Here's what I want to do:
Toss a new document at the DB and have it throw back an updated existing document if there's a match (based on some or all of the uniqueness constraints).
I have a collection of companies:
class Company(DynamicDocument):
name = StringField(unique=True, sparse=True)
domain = StringField(unique=True, sparse=True)
...
In some cases, the incoming information contains:
- Neither name nor domain (I use other fields not shown to define the document)
- Either name or domain, but not both
- Both domain and name
Here's the behavior I want:
if not name and not domain:
return document(...).save()
elif name or domain:
# check for existing match to either name or domain
if existing doc:
return document.modify(...)
else:
return document(...).save()
(I think) I want to add a custom save method to avoid writing a module to validate against each unique index before trying to save a document. I have another 8 collections with their own uniqueness constraints and I want to abstract this solution as much as possible.

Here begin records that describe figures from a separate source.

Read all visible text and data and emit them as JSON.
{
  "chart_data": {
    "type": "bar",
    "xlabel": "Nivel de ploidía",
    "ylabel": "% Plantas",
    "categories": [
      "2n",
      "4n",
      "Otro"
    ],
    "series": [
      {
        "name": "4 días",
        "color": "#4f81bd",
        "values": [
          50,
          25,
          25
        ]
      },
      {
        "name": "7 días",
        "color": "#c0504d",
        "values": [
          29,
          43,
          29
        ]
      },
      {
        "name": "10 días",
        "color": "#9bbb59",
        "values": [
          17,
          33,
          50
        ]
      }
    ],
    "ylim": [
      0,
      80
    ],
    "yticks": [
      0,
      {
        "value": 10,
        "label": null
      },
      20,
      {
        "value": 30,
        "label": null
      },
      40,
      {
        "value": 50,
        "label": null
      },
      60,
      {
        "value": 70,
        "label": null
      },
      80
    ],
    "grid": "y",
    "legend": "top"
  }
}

To that end, I tried some rather complicated stuff that felt wrong while I was writing it and works only when scenario 3 has 2 exact matches (I add this messy code just to prove I tried):
@classmethod
def csave(cls, **kwargs):
d = cls(**kwargs)
try:
doc = d.save()
except NotUniqueError:
# get unique indexes for the collection
indexes = d._unique_with_indexes()
# get the specific fields
fields = [f['fields'][0][0] for f in indexes if f.get('unique')]
# build a search dictionary
matches = {k: v for k, v in kwargs.items() if k in fields}
doc = cls.objects(**matches).first()
return doc
else:
return doc
As I went down the rabbit hole trying to make this mess functional, I realized there must be a better way of doing what I want to do.
Any ideas for a cleaner way to make this happen?